Please consider by comparison Louisiana's pathetic attempt to copy Texas' successful "Don't Mess with Texas" anti-pollution campaign. Our version is "Don't Trash Louisiana." Besides the standard issue of Lousyana copying Texas to her detriment, the problem is that when someone trashes something or something, they've already succeeded! You can mess with (either literally or metaphorically) someone prior to being on the receiving end of an (either literal or metaphorical) ass-whooping, but if you've trashed someone, they are on the receiving end of it. "Don't Trash Louisiana" only makes sense as the plea of a people who have already been comprehensively trashed, in this case by resource extraction and refining companies, most of which truck their untaxed profits out of state to their corporate headquarters in Texas.
Keep Austin Weird is in the liminal space between Don't Mess With Texas and Don't Trash Louisiana. If being Weird were as simple as Truckin' then one actually could, in fact, Keep On doing it even in light of harassing bumper stickers. At least prior to the onslaught of autonomous vehicles (predicted to lead to two to three million unemployed truckers and cab drivers) all you have to do is just on your own continue Truckin', no matter the bumper sticker. But a city's weirdness? This is a collective issue, not something that isolated individuals in their cars have any power to do anything about.
I could go on about how the bumper sticker is analogous to my friends and spouse who yell at me when I forget to recycle, but at this point my footnote kvetching and moaning is in danger of becoming longer than the post to which it is attached.** And it's not too unreasonable to assume that nature knows what it's doing when it makes pilot fish smaller than sharks.
**The very first time I found myself on the other side of the table job-interviewise I confronted a candidate whose Ph.D thesis on the phenomenology of walking was written entirely in footnotes. Get it? Har. Har. Har. Har. Walking! Feet! Footnotes!
The phenomenology of walking guy didn't get the job. I don't remember his name and I can't find the dissertation in google. At the time I thought the whole conceit was the height of foolishness, and now I'm terrified that it was a work of genius on the level of Nabakov's similarly structured, albeit not punny, Pale Fire.
Fifteen years ago I'd read neither Nabakov nor phenomenology. What the hell could I have possibly known?
The same round of interviews involved another guy with a dissertation on virtue ethics who, in response to my question, laughingly admitted he'd never read MacIntyre's After Virtue. That day he won the David Lodge Humiliation game olympics but not the job. He cornered me at the "smoker" that night and made all sorts of self-deprecatory remarks about his interview in that way that basically sympathetic people who unintentionally fish for compliments do. I already knew he wasn't going to get a callback but couldn't say anything. Goddammit. Poor kid.
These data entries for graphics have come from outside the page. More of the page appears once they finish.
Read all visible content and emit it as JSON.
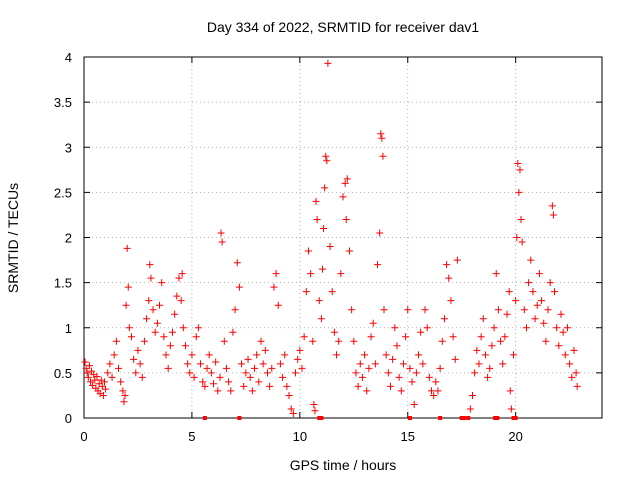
{
  "chart_data": {
    "type": "scatter",
    "title": "Day 334 of 2022, SRMTID for receiver dav1",
    "xlabel": "GPS time / hours",
    "ylabel": "SRMTID / TECUs",
    "xlim": [
      0,
      24
    ],
    "ylim": [
      0,
      4
    ],
    "x_ticks": [
      0,
      5,
      10,
      15,
      20
    ],
    "x_tick_labels": [
      "0",
      "5",
      "10",
      "15",
      "20"
    ],
    "y_ticks": [
      0,
      0.5,
      1,
      1.5,
      2,
      2.5,
      3,
      3.5,
      4
    ],
    "y_tick_labels": [
      "0",
      "0.5",
      "1",
      "1.5",
      "2",
      "2.5",
      "3",
      "3.5",
      "4"
    ],
    "grid": true,
    "marker": "+",
    "color": "#ff0000",
    "series": [
      {
        "name": "dav1",
        "points": [
          [
            0.05,
            0.62
          ],
          [
            0.1,
            0.55
          ],
          [
            0.15,
            0.5
          ],
          [
            0.2,
            0.45
          ],
          [
            0.25,
            0.58
          ],
          [
            0.3,
            0.4
          ],
          [
            0.35,
            0.52
          ],
          [
            0.4,
            0.36
          ],
          [
            0.45,
            0.48
          ],
          [
            0.5,
            0.42
          ],
          [
            0.55,
            0.33
          ],
          [
            0.6,
            0.46
          ],
          [
            0.65,
            0.3
          ],
          [
            0.7,
            0.38
          ],
          [
            0.75,
            0.27
          ],
          [
            0.8,
            0.42
          ],
          [
            0.85,
            0.35
          ],
          [
            0.9,
            0.25
          ],
          [
            0.95,
            0.4
          ],
          [
            1.0,
            0.32
          ],
          [
            1.1,
            0.5
          ],
          [
            1.2,
            0.6
          ],
          [
            1.3,
            0.45
          ],
          [
            1.4,
            0.7
          ],
          [
            1.5,
            0.85
          ],
          [
            1.6,
            0.55
          ],
          [
            1.7,
            0.4
          ],
          [
            1.8,
            0.3
          ],
          [
            1.85,
            0.18
          ],
          [
            1.9,
            0.25
          ],
          [
            1.95,
            1.25
          ],
          [
            2.0,
            1.88
          ],
          [
            2.05,
            1.45
          ],
          [
            2.1,
            1.0
          ],
          [
            2.2,
            0.9
          ],
          [
            2.3,
            0.65
          ],
          [
            2.4,
            0.5
          ],
          [
            2.5,
            0.75
          ],
          [
            2.6,
            0.6
          ],
          [
            2.7,
            0.45
          ],
          [
            2.8,
            0.85
          ],
          [
            2.9,
            1.1
          ],
          [
            3.0,
            1.3
          ],
          [
            3.05,
            1.7
          ],
          [
            3.1,
            1.55
          ],
          [
            3.2,
            1.2
          ],
          [
            3.3,
            0.95
          ],
          [
            3.4,
            1.05
          ],
          [
            3.5,
            1.25
          ],
          [
            3.6,
            1.5
          ],
          [
            3.7,
            0.9
          ],
          [
            3.8,
            0.7
          ],
          [
            3.9,
            0.55
          ],
          [
            4.0,
            0.8
          ],
          [
            4.1,
            0.95
          ],
          [
            4.2,
            1.15
          ],
          [
            4.3,
            1.35
          ],
          [
            4.4,
            1.55
          ],
          [
            4.5,
            1.3
          ],
          [
            4.55,
            1.6
          ],
          [
            4.6,
            1.0
          ],
          [
            4.7,
            0.8
          ],
          [
            4.8,
            0.6
          ],
          [
            4.9,
            0.5
          ],
          [
            5.0,
            0.7
          ],
          [
            5.1,
            0.45
          ],
          [
            5.2,
            0.9
          ],
          [
            5.3,
            1.0
          ],
          [
            5.4,
            0.6
          ],
          [
            5.5,
            0.4
          ],
          [
            5.6,
            0.35
          ],
          [
            5.7,
            0.55
          ],
          [
            5.8,
            0.7
          ],
          [
            5.9,
            0.5
          ],
          [
            6.0,
            0.38
          ],
          [
            6.1,
            0.62
          ],
          [
            6.2,
            0.3
          ],
          [
            6.3,
            0.45
          ],
          [
            6.35,
            2.05
          ],
          [
            6.4,
            1.95
          ],
          [
            6.5,
            0.85
          ],
          [
            6.6,
            0.55
          ],
          [
            6.7,
            0.4
          ],
          [
            6.8,
            0.3
          ],
          [
            6.9,
            0.95
          ],
          [
            7.0,
            1.2
          ],
          [
            7.1,
            1.72
          ],
          [
            7.2,
            1.45
          ],
          [
            7.3,
            0.6
          ],
          [
            7.4,
            0.35
          ],
          [
            7.5,
            0.5
          ],
          [
            7.6,
            0.65
          ],
          [
            7.7,
            0.45
          ],
          [
            7.8,
            0.3
          ],
          [
            7.9,
            0.55
          ],
          [
            8.0,
            0.7
          ],
          [
            8.1,
            0.4
          ],
          [
            8.2,
            0.85
          ],
          [
            8.3,
            0.6
          ],
          [
            8.4,
            0.75
          ],
          [
            8.5,
            0.5
          ],
          [
            8.6,
            0.35
          ],
          [
            8.7,
            0.55
          ],
          [
            8.8,
            1.45
          ],
          [
            8.9,
            1.6
          ],
          [
            9.0,
            1.25
          ],
          [
            9.1,
            0.6
          ],
          [
            9.2,
            0.45
          ],
          [
            9.3,
            0.7
          ],
          [
            9.4,
            0.35
          ],
          [
            9.5,
            0.25
          ],
          [
            9.6,
            0.1
          ],
          [
            9.7,
            0.05
          ],
          [
            9.8,
            0.5
          ],
          [
            9.9,
            0.65
          ],
          [
            10.0,
            0.75
          ],
          [
            10.1,
            0.55
          ],
          [
            10.2,
            0.9
          ],
          [
            10.3,
            1.4
          ],
          [
            10.4,
            1.85
          ],
          [
            10.5,
            1.6
          ],
          [
            10.6,
            0.85
          ],
          [
            10.65,
            0.15
          ],
          [
            10.7,
            0.08
          ],
          [
            10.75,
            2.4
          ],
          [
            10.8,
            2.2
          ],
          [
            10.9,
            1.3
          ],
          [
            11.0,
            1.1
          ],
          [
            11.05,
            1.65
          ],
          [
            11.1,
            2.1
          ],
          [
            11.15,
            2.55
          ],
          [
            11.2,
            2.9
          ],
          [
            11.25,
            2.85
          ],
          [
            11.3,
            3.93
          ],
          [
            11.4,
            1.9
          ],
          [
            11.5,
            1.4
          ],
          [
            11.6,
            0.95
          ],
          [
            11.7,
            0.7
          ],
          [
            11.8,
            0.85
          ],
          [
            11.9,
            1.6
          ],
          [
            12.0,
            2.45
          ],
          [
            12.1,
            2.6
          ],
          [
            12.15,
            2.2
          ],
          [
            12.2,
            2.65
          ],
          [
            12.3,
            1.85
          ],
          [
            12.4,
            1.2
          ],
          [
            12.5,
            0.85
          ],
          [
            12.6,
            0.5
          ],
          [
            12.7,
            0.35
          ],
          [
            12.8,
            0.6
          ],
          [
            12.9,
            0.45
          ],
          [
            13.0,
            0.7
          ],
          [
            13.1,
            0.3
          ],
          [
            13.2,
            0.55
          ],
          [
            13.3,
            0.9
          ],
          [
            13.4,
            1.05
          ],
          [
            13.5,
            0.6
          ],
          [
            13.6,
            1.7
          ],
          [
            13.7,
            2.05
          ],
          [
            13.75,
            3.15
          ],
          [
            13.8,
            3.1
          ],
          [
            13.85,
            2.9
          ],
          [
            13.9,
            1.2
          ],
          [
            14.0,
            0.7
          ],
          [
            14.1,
            0.5
          ],
          [
            14.2,
            0.35
          ],
          [
            14.3,
            0.65
          ],
          [
            14.4,
            1.0
          ],
          [
            14.5,
            0.8
          ],
          [
            14.6,
            0.45
          ],
          [
            14.7,
            0.3
          ],
          [
            14.8,
            0.6
          ],
          [
            14.9,
            0.9
          ],
          [
            15.0,
            1.2
          ],
          [
            15.1,
            0.55
          ],
          [
            15.2,
            0.4
          ],
          [
            15.3,
            0.15
          ],
          [
            15.4,
            0.5
          ],
          [
            15.5,
            0.7
          ],
          [
            15.6,
            0.95
          ],
          [
            15.7,
            0.6
          ],
          [
            15.8,
            1.2
          ],
          [
            15.9,
            1.0
          ],
          [
            16.0,
            0.45
          ],
          [
            16.1,
            0.3
          ],
          [
            16.2,
            0.25
          ],
          [
            16.3,
            0.4
          ],
          [
            16.4,
            0.3
          ],
          [
            16.5,
            0.55
          ],
          [
            16.6,
            0.85
          ],
          [
            16.7,
            1.1
          ],
          [
            16.8,
            1.7
          ],
          [
            16.9,
            1.55
          ],
          [
            17.0,
            1.3
          ],
          [
            17.1,
            0.9
          ],
          [
            17.2,
            0.65
          ],
          [
            17.3,
            1.75
          ],
          [
            17.9,
            0.1
          ],
          [
            18.0,
            0.25
          ],
          [
            18.1,
            0.5
          ],
          [
            18.2,
            0.75
          ],
          [
            18.3,
            0.6
          ],
          [
            18.4,
            0.9
          ],
          [
            18.5,
            1.1
          ],
          [
            18.6,
            0.7
          ],
          [
            18.7,
            0.45
          ],
          [
            18.8,
            0.55
          ],
          [
            18.9,
            0.8
          ],
          [
            19.0,
            1.0
          ],
          [
            19.1,
            1.6
          ],
          [
            19.2,
            1.2
          ],
          [
            19.3,
            0.85
          ],
          [
            19.4,
            0.6
          ],
          [
            19.5,
            0.9
          ],
          [
            19.6,
            1.15
          ],
          [
            19.7,
            1.4
          ],
          [
            19.75,
            0.3
          ],
          [
            19.8,
            0.1
          ],
          [
            19.9,
            0.7
          ],
          [
            20.0,
            1.3
          ],
          [
            20.05,
            2.0
          ],
          [
            20.1,
            2.82
          ],
          [
            20.15,
            2.5
          ],
          [
            20.2,
            2.75
          ],
          [
            20.25,
            2.2
          ],
          [
            20.3,
            1.95
          ],
          [
            20.4,
            1.2
          ],
          [
            20.5,
            1.0
          ],
          [
            20.6,
            1.5
          ],
          [
            20.7,
            1.75
          ],
          [
            20.8,
            1.4
          ],
          [
            20.9,
            1.1
          ],
          [
            21.0,
            1.25
          ],
          [
            21.1,
            1.6
          ],
          [
            21.2,
            1.3
          ],
          [
            21.3,
            1.05
          ],
          [
            21.4,
            0.85
          ],
          [
            21.5,
            1.2
          ],
          [
            21.6,
            1.5
          ],
          [
            21.7,
            2.35
          ],
          [
            21.75,
            2.25
          ],
          [
            21.8,
            1.4
          ],
          [
            21.9,
            1.0
          ],
          [
            22.0,
            0.8
          ],
          [
            22.1,
            1.15
          ],
          [
            22.2,
            0.95
          ],
          [
            22.3,
            0.7
          ],
          [
            22.4,
            1.0
          ],
          [
            22.5,
            0.6
          ],
          [
            22.6,
            0.45
          ],
          [
            22.7,
            0.75
          ],
          [
            22.8,
            0.5
          ],
          [
            22.85,
            0.35
          ]
        ],
        "zero_points": [
          5.6,
          7.2,
          10.9,
          11.0,
          15.1,
          16.5,
          17.5,
          17.6,
          17.8,
          19.05,
          19.15,
          19.9,
          20.0
        ]
      }
    ]
  }
}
***Not quite the same kind. Proper names for events are more likely to be confused with names for events of that type. One can imagine a weird thing where people go on ski trips to get baptized by immersion. This would be along the lines of Birthright Israel, but instead to Sugar Mountain North Carolina.
How old were you for your baptism ski trip?
Forty six! Can you believe it? I used to drink two bottles of wine a night, praise Jesus!